Project 13: Max Ernst – Frottage experiments

Inspired by my research into frottage a technique Max Ernst became well known for, I experimented with making my own ‘rubbings’ of textures and objects around my home. This was in the hope of inspiring ideas or concepts for the combination print of this project.

I let myself be quite free with what I used as a surface to rub, just to try and be a bit more experimental.

Frottage - from page 4 of A4 sketchbook

Frottage – from page 4 of A4 sketchbook

In the rubbing in the above photo I took rubbings from wallpaper, a book cover, a felt photo frame, a lamp with windows  and a CD speaker. I liked the fan shaped rubbing from a wallpaper and wanted to take that a bit further in a latter rubbing (see page 7 of A4 Sketchbook).

Frottage from page 5 of A4 sketchbook

Frottage from page 5 of A4 sketchbook

The rubbings above were all wood based, from ¬†photo frames, bench hooks and a door. I think it’s the knot detail in the wood that adds a possible element that could be combined or used to look like something else in an different rubbing.

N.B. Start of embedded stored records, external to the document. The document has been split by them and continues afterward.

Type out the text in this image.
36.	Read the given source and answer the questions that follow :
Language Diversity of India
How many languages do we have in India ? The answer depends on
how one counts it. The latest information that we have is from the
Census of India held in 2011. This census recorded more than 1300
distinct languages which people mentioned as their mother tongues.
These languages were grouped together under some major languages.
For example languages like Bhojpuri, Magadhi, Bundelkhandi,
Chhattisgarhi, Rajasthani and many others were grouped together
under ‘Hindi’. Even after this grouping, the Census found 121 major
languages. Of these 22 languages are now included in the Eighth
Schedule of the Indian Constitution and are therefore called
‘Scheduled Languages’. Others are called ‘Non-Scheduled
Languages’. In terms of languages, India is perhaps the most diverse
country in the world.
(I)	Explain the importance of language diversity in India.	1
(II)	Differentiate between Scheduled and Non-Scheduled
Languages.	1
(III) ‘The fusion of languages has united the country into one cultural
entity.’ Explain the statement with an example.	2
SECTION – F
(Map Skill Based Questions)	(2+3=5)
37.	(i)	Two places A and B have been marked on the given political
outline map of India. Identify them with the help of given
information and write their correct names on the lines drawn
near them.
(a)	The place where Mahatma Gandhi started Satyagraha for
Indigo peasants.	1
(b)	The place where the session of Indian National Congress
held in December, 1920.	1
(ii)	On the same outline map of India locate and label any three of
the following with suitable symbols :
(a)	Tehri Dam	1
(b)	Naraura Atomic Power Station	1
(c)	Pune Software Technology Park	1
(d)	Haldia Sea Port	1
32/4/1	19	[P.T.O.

Frottage from page 6 of A4 sketchbook

Frottage from page 6 of A4 sketchbook

Page 6 of the A4 sketchbook contains rubbing of lettering found around my home, two are taken from glass bottles found in bottle dumps, the other two are from book covers which had raised text. I really like the look of the ‘Coventry’ text.

Frottage from page 7 of A4 sketchbook

Frottage from page 7 of A4 sketchbook

Page 7 of the sketchbook was a little bit of experimentation combining two different surfaces. I combined the fan based wallpaper that I liked with a rubbing of the numbers on my front door. I think it’s interesting but could do with more, maybe lots of the numbers across the page either in a pattern of their own or layered ontop each other, maybe in different colours.

Frottage from page 8 of A4 sketchbook

Frottage from page 8 of A4 sketchbook

The photo above shows rubbings of a collection of natural objects, leaves, flower petals, a feather. I found these a little trickier to take rubbings of as they moved much more easily and I found that a bit frustrating.

Frottage from page 9 of A4 sketchbook

Frottage from page 9 of A4 sketchbook

I tried to focus on smaller objects in the frottage above, taking rubbings of wall sockets, nails, screws, the front door lock, the front door key, a zip, a button. I wasn’t really thinking about composition here just findings objects and taking rubbings.

Frottage from page 10 of A4 sketchbook

Frottage from page 10 of A4 sketchbook

I decided to try and make an arrangement like Max Ernst of different objects to rub to make an overall piece. This wasn’t a very coherent attempt, but I was trying to use man made objects (the fan wallpaper and another wallpaper) alongside natural objects (leaves, grass) to create a sort of garden picture. It turned out pretty messy but that’sokay for an experiment.

Frottage from page 11 of A4 sketchbook

Frottage from page 11 of A4 sketchbook

After trying to combine man made objects and natural to create a scene I wondered if i should try combining different natural objects. I found some pressed leaves in a blotting paper book and thought that could look like different trees in a forest if arranged next to each other. I’m not sure if it works that well but it was fun to try.

Frottage from pages 12 & 13 of A4 sketchbook

Frottage from pages 12 & 13 of A4 sketchbook

I tried to work on the idea from the previous frottage with the pressed leaves again on page 12 of the sketchbook. I think it didn’t really work successfully as there was too much background pencil marks. I suppose I could clean them up with an eraser but that seems a bit like cheating? Page 13 is just a rubbing of the front door mat, I liked the pattern and how it’s softly come out in the rubbing process.

Frottage from page 14 of A4 sketchbook

Frottage from page 14 of A4 sketchbook

Before ending my experiments with the frottage technique I wanted to try adding some colour to a test rubbing. I thought this would work well with the wooden bench hooks as I might be able to isolate the colour to just the knots in the wood. This did work to some extent but I found using a pencil that wasn’t as heavily graphite based gave a weak resulting mark on the paper.

Page 15 of A4 sketchbook

Page 15 of A4 sketchbook

Having done a fair amount of rubbings I began to think about it as a concept. I was thinking of the phrase ‘feels like home’ and thought I could find some way to create a form of mono prints that had textures from or like ones in my home and then create a lino print on top that referenced the outside of my home/it’s physical appearance. This sparked me beginning to do some sketches of the outside of my home and design ideas. More to follow in a specific post.